- Cuban poet
- Born: July 2, 1920 Havana
- Died: March 1, 1994 (aged 73) Mexico City
- Education: University of Havana
- Occupations: Poet, professor
- Notable work: En la calzada de Jesús del Monte, 1949
- Awards: Máximo Gorki Award 1979 for his Spanish versions of poems by great Russian writers Premio Nacional de Literatura de Cuba 1986 International Award for Latin American and Caribbean Literature Juan Rulfo 1993
- Honours: Doctor honoris causa from the Universidad del Valle (Cali, 1992)

= Eliseo Diego =

Cuban poet

Eliseo Diego (July 2, 1920 – March 1, 1994) was a Cuban poet praised for his lyric poetry, and short stories. He was born in Havana and died in Mexico City. Diego, the father of writer Eliseo Alberto, won the Mexican Juan Rulfo Prize in 1993.

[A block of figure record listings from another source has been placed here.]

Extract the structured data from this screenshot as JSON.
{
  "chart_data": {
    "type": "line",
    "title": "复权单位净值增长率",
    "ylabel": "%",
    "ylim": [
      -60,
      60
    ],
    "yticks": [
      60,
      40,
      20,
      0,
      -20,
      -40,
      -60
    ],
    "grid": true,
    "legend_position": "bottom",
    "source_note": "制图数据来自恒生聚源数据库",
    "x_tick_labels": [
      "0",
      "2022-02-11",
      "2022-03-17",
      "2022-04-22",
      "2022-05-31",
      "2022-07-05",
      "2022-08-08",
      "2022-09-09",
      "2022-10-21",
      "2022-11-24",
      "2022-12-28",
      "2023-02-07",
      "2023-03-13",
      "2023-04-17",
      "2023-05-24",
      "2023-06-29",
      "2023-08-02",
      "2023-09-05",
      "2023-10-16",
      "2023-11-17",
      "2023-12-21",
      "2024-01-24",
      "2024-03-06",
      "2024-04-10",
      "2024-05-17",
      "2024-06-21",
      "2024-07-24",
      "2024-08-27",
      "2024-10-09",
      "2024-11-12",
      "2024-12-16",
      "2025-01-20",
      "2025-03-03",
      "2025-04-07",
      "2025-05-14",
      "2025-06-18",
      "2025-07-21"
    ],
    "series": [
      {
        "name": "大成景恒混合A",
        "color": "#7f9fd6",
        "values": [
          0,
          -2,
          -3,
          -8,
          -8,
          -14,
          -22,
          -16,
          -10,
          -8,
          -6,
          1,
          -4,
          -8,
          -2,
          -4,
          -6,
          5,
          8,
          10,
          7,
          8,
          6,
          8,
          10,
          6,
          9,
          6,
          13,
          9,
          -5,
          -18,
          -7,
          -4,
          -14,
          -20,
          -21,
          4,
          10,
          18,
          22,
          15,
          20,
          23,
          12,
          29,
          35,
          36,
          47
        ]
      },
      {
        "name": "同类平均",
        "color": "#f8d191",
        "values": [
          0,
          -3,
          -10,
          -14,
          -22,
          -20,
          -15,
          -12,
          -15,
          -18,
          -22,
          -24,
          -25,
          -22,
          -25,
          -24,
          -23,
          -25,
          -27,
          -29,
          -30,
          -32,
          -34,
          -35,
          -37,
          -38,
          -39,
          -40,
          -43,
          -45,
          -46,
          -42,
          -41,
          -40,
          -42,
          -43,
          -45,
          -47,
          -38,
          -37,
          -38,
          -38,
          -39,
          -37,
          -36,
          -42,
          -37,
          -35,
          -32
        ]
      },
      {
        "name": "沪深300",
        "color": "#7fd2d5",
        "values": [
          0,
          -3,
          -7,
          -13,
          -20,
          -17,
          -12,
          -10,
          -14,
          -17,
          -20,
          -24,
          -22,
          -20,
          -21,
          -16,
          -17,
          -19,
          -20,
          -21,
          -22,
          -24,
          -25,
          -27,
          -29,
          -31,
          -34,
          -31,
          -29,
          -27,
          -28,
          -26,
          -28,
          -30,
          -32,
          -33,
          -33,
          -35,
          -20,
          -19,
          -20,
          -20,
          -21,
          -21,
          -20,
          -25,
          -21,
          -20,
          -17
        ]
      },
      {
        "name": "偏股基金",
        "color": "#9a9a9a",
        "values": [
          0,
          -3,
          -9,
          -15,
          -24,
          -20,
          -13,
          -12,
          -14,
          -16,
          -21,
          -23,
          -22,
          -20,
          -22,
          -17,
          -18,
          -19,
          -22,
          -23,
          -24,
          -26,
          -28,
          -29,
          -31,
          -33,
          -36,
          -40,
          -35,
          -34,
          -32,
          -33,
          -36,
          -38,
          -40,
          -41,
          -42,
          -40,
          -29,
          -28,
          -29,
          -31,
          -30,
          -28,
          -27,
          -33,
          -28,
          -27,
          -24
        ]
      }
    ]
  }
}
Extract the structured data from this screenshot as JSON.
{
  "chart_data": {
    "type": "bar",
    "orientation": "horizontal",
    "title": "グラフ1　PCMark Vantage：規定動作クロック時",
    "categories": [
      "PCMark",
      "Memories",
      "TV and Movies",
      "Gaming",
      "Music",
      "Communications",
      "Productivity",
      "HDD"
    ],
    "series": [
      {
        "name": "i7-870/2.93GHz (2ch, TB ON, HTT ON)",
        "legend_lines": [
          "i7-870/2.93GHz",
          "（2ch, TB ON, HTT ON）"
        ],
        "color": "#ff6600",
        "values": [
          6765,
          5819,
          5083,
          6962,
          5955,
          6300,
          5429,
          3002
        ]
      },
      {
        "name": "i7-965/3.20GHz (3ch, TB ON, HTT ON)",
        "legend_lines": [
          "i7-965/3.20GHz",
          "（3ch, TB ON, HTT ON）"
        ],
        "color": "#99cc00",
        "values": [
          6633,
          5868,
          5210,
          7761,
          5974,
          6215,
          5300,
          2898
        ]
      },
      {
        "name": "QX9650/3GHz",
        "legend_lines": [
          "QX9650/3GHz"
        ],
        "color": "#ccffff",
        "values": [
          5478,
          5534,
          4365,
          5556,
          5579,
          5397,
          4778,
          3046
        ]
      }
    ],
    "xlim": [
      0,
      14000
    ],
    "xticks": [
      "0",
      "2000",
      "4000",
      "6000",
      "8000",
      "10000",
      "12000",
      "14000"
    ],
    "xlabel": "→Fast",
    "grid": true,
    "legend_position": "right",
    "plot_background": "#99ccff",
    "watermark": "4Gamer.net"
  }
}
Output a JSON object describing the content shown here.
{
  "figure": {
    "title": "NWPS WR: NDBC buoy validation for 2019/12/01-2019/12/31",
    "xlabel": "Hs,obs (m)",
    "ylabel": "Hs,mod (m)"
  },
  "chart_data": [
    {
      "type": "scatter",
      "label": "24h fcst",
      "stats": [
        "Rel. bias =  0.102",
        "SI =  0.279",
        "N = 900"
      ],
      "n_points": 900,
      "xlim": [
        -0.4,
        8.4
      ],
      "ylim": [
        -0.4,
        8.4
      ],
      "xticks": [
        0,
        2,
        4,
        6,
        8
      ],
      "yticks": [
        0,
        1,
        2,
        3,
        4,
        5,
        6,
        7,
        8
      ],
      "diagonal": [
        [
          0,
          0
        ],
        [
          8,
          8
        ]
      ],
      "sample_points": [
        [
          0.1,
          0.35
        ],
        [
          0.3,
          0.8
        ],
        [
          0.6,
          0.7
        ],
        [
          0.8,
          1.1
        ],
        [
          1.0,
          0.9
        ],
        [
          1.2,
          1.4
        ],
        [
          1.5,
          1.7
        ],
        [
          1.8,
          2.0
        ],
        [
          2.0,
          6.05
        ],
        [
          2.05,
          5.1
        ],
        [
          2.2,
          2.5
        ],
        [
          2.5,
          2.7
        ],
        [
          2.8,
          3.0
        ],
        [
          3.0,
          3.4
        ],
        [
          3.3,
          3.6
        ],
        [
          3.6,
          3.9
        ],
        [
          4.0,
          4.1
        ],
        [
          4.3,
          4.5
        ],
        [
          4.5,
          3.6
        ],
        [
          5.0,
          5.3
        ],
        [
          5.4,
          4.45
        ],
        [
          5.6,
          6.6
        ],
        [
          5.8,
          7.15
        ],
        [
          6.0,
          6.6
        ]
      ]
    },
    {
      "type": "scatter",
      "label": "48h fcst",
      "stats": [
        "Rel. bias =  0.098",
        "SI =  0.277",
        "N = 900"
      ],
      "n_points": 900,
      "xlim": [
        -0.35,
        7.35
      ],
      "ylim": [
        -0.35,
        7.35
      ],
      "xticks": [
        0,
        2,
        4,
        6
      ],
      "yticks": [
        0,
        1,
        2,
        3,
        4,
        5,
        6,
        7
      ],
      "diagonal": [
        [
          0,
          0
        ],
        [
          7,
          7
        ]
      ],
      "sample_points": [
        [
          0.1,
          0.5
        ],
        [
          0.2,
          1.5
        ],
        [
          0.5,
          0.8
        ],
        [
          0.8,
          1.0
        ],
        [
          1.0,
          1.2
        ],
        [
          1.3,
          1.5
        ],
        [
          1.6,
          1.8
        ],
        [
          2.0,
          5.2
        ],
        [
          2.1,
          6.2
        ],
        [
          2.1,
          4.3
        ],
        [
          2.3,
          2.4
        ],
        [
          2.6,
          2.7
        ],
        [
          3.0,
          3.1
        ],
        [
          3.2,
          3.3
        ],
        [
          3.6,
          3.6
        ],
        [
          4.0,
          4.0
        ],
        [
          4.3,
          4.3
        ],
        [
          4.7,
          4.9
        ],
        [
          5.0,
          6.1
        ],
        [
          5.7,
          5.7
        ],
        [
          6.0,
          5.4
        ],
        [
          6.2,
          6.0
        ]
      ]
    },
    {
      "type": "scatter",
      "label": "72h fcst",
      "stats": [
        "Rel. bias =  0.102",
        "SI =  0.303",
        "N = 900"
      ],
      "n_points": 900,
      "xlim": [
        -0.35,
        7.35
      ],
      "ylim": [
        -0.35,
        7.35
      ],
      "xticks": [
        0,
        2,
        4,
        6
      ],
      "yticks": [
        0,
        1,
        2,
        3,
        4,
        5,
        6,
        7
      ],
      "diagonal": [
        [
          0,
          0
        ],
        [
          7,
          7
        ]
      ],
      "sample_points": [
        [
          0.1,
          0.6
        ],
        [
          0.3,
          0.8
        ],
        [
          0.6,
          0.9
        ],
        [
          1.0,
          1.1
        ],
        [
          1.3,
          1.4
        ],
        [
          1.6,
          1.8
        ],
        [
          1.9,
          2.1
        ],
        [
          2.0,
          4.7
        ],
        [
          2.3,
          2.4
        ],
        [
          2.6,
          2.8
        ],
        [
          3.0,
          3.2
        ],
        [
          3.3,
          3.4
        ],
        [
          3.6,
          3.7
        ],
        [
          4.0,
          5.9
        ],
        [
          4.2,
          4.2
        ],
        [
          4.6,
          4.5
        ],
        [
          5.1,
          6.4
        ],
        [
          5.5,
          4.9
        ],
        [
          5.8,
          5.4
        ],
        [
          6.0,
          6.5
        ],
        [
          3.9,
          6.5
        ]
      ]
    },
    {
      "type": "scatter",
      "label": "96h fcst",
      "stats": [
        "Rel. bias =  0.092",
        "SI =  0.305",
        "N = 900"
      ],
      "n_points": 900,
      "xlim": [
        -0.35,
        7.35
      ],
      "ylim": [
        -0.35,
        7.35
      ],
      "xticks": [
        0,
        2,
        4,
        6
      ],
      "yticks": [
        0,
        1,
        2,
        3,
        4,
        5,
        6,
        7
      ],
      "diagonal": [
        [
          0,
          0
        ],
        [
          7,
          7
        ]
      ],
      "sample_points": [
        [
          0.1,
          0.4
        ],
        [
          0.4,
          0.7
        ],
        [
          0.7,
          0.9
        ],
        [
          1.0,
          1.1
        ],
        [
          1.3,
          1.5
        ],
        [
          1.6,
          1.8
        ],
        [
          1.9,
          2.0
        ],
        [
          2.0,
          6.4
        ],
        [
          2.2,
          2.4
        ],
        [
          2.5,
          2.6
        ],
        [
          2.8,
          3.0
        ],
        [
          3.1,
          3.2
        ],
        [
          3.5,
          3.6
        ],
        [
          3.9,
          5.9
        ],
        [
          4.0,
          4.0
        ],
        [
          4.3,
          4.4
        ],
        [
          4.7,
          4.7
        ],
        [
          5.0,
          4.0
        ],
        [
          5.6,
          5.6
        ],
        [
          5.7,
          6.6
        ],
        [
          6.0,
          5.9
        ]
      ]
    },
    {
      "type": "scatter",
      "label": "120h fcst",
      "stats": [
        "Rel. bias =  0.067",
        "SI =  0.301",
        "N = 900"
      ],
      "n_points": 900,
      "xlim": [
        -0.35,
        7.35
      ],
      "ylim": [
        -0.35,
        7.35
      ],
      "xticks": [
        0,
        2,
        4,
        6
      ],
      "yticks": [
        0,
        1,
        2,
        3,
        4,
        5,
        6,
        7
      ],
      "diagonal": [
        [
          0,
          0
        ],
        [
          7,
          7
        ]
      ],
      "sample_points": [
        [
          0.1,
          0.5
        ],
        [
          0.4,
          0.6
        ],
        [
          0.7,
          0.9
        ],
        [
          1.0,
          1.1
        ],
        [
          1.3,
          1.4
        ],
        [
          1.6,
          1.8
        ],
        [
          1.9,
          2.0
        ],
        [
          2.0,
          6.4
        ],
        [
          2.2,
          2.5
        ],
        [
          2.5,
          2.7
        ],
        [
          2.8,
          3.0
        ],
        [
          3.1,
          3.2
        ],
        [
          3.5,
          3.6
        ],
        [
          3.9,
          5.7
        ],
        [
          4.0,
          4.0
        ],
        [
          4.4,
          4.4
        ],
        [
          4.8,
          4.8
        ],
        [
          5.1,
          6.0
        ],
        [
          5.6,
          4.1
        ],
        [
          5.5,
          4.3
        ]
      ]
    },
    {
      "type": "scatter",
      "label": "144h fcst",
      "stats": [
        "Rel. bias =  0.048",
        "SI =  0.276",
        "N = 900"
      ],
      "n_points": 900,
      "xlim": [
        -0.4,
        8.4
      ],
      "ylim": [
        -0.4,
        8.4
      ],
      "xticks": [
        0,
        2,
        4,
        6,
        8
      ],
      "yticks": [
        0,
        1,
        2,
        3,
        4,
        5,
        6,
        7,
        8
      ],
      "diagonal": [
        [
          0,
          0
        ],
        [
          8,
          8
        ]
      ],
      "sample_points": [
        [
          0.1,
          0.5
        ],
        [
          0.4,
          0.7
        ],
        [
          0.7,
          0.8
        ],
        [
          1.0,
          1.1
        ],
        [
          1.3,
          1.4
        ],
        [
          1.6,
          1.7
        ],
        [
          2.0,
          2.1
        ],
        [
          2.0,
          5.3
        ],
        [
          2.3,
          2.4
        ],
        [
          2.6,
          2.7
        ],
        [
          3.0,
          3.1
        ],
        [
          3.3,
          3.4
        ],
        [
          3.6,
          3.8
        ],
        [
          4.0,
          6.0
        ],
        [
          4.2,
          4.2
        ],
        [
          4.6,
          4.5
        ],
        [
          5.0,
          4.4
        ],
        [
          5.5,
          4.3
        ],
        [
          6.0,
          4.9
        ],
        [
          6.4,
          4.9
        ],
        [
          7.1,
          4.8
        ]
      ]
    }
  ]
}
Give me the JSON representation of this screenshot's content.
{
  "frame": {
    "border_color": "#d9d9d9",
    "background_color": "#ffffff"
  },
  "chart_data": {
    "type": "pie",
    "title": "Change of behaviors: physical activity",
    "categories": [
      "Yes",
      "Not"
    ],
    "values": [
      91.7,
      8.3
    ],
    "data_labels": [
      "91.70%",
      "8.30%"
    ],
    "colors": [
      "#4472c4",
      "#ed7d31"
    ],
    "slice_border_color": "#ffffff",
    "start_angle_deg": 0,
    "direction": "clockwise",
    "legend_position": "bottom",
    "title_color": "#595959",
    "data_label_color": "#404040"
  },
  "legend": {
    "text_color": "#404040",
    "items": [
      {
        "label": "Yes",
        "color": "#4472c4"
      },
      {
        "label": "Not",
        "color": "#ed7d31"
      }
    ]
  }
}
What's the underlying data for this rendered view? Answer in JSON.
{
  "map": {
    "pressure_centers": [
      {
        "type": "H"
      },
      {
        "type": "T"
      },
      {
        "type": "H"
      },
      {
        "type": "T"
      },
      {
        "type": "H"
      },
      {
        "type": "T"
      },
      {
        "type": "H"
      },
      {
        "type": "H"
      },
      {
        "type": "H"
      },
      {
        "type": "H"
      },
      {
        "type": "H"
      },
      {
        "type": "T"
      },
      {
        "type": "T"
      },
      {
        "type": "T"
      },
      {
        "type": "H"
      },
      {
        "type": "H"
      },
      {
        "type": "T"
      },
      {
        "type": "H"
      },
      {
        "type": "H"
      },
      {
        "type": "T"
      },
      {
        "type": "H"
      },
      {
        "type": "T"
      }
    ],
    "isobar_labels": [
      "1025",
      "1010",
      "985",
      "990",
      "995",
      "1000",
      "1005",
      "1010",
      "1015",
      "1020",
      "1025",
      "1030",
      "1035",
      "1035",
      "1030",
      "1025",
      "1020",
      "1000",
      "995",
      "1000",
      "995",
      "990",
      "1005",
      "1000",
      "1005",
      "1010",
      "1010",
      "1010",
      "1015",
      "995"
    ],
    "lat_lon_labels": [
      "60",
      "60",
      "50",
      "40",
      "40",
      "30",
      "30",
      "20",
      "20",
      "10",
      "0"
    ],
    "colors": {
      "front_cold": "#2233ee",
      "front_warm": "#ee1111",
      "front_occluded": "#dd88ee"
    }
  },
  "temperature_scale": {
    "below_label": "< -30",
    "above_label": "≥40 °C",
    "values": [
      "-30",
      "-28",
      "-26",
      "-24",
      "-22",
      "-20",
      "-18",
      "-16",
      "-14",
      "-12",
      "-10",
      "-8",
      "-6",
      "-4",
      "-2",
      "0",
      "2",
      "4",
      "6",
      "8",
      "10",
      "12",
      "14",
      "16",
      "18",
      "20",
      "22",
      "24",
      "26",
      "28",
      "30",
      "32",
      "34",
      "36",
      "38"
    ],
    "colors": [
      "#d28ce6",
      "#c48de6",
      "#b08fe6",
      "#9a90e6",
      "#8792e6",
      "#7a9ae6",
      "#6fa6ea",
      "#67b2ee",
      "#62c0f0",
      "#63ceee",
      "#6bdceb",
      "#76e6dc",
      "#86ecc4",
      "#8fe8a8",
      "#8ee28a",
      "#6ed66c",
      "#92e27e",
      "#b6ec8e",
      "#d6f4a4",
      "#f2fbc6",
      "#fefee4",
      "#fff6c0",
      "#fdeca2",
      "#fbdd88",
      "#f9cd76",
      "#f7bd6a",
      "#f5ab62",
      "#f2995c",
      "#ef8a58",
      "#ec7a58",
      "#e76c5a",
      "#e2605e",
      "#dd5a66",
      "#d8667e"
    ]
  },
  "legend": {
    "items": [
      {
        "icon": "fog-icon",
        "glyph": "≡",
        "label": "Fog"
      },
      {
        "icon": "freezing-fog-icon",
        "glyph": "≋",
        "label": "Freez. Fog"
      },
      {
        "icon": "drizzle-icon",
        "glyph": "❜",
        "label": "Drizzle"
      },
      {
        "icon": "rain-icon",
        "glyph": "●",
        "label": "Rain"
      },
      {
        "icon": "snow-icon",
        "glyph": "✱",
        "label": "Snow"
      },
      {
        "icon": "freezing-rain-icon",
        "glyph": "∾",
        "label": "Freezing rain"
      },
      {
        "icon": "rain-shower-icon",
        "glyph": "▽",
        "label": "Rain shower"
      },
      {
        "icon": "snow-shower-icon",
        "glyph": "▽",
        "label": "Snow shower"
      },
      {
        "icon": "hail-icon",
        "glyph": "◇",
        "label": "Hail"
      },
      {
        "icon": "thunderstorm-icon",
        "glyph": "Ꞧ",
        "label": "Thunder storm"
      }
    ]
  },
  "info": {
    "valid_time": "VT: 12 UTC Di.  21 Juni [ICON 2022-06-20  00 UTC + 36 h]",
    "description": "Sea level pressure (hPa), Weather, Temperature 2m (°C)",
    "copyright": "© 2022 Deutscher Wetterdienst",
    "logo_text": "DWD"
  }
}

He published his first collection of poetry, En las Oscuras Manos del Olvido ("In the Dark Hands of Forgetting"), at 22. He was part of the Cuban literary group Origines in the 1950s. Praised as a lyric poet and writer of short stories, he was also a translator of fairy tales, and some of his poems were directly based on fairy tales. For Diego, fairy tales were also instrumental in the literacy education of the Cuban population after the 1959 Cuban Revolution.